Ваня Солнцев, этот неудавшийся “итальянец”, моделирует твою участь и твое социальное поведение. Европа далеко, итальянцы поглазели на бескрайние расейские просторы и уехали. Возвращается назад, к Родине-матери, которая непонятно зачем, с потрохами, продала своего маленького гражданина. И теперь он снова будет жить с нею, до боли знакомой, разве что постаревшей, подряхлевшей, сморщившейся.

Прежний гимн. Прежняя нефтяная игла. Прежний — неуемный и нестерпимый — пафос спортивных побед, от которых маленькому тебе ни тепло ни холодно. Прежние речи. Прежние лица и прежние песни. Старое советское кино. Старое скучное телевидение. Прежние валенки и треники на улицах провинциальных городов. Родина, зачем было городить огород? Ради чего ты учинила временное отречение от собственных детей?! Языкастые либеральные комментаторы раз за разом дают стандартные ответы, вы можете воспроизвести их не хуже меня, посему опускаю. Я не верю этим комментаторам ни на грош: я знаю свою нынешнюю страну совсем с другой стороны.

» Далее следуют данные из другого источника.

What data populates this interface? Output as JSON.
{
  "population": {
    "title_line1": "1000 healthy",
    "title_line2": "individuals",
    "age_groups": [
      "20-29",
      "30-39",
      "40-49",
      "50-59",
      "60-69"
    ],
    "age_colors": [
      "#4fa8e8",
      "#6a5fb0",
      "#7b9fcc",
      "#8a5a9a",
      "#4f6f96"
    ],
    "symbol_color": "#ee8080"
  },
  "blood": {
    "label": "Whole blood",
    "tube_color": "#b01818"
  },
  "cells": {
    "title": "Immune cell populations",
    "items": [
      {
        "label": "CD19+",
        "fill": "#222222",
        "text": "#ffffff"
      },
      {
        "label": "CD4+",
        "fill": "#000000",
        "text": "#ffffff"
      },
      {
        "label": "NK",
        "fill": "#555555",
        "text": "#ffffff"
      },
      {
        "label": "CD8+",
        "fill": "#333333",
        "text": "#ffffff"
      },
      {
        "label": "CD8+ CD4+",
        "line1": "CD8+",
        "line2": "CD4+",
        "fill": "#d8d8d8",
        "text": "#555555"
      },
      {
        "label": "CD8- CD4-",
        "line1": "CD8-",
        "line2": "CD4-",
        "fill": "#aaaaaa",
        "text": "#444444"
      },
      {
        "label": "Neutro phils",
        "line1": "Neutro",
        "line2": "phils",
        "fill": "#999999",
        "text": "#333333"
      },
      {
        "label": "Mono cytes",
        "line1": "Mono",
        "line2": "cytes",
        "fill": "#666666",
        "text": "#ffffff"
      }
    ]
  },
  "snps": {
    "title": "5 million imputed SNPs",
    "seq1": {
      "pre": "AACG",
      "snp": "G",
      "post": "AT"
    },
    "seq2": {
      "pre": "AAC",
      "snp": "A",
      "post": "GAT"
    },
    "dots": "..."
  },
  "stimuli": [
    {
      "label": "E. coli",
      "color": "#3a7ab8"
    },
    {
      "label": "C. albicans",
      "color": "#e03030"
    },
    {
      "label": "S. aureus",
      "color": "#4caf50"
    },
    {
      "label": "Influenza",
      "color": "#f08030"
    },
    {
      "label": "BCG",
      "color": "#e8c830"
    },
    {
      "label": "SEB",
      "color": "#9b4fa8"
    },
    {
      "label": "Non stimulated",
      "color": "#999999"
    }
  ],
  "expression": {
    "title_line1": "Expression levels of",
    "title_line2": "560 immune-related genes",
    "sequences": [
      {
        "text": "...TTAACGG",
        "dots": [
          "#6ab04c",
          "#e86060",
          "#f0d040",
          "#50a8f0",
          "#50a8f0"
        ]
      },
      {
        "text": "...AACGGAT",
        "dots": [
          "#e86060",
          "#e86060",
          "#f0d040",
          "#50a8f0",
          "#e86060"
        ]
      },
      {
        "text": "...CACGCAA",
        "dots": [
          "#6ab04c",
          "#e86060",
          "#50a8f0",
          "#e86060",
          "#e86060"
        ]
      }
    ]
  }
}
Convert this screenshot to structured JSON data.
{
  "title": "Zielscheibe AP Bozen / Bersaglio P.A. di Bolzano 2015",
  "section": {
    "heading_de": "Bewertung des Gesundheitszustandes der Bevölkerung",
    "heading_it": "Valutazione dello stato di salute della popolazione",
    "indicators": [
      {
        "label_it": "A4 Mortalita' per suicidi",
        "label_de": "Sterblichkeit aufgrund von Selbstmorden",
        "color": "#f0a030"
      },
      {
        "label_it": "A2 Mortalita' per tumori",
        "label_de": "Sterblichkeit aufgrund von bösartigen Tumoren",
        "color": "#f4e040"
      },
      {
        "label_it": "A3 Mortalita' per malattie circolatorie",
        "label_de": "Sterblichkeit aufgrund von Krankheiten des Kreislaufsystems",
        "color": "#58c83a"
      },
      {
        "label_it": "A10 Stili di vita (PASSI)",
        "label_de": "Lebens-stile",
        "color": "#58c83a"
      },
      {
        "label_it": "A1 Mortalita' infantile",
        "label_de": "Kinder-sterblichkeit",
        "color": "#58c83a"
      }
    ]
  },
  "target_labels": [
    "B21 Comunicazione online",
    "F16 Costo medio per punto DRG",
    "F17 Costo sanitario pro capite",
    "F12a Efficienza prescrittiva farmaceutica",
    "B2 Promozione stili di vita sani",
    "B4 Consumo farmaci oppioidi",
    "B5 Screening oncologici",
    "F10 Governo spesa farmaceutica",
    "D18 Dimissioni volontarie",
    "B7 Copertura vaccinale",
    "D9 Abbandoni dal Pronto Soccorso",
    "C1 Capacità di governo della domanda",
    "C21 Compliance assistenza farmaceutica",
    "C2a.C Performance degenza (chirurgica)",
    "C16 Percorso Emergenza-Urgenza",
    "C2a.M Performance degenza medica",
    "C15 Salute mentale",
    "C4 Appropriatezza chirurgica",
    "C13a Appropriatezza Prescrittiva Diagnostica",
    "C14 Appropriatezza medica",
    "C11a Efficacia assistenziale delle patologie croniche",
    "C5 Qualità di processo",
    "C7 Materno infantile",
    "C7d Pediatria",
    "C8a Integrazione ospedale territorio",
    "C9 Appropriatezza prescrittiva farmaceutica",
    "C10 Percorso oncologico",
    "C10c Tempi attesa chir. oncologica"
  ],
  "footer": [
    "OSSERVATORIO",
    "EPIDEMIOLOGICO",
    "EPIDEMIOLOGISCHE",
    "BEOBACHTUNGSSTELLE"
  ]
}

Коротко говоря, “Итальянец” — это среднее кино, поднявшее предпоследние вопросы и заставившее заглянуть в бездну. Сценарист Романов, режиссер Кравчук, оператор Буров, художник Светозаров и композитор Кнайфель — определенно молодцы. Снявшийся в роли Вани Солнцева Коля Спиридонов — тоже молодец, почти нигде не фальшивит.

(6) Разница с “Хористами” вот где. Там оба героя-антипода показаны в том числе пожилыми. Это означает, что рассказанная в фильме история — объективная, что, да, один мальчик действительно стал впоследствии “великим музыкантом современности”, а второй — мирным, счастливым обывателем. То есть их судьбы — не фантазм, не домысел, не обманка.

А здесь, у нас, какая-то черная дыра, резкий обрыв, скороговорка финала, лицо матери не показано, строчки из выдуманного письма о счастливой жизни обоих — звучат за кадром. На то, чтобы показать реальную удачу, реальный успех нашего человека, всемирный или хотя бы обывательский, у нынешней российской культуры недостает визуальных средств, в широком смысле — языковых ресурсов. Наши заканчивают скороговоркой, бубниловкой, обрывом: “А теперь не смотри!”

Как это пелось в одной хорошей старинной песне: “До свидания, мальчики, ма-альчики, постара-айтесь вернуться назад…”

(7) Чтобы познакомиться со своим личным делом, Ваня Солнцев даже научился читать. Его первая книжка — Киплинг. В фильме звучит отрывочек, достойный того, чтобы закончить кинообозрение и разом закруглить все его, кинообозрения, темы: “…Начинал брезжить рассвет, когда Маугли спустился с холма в долину — навстречу тем таинственным существам, которые зовутся людьми”.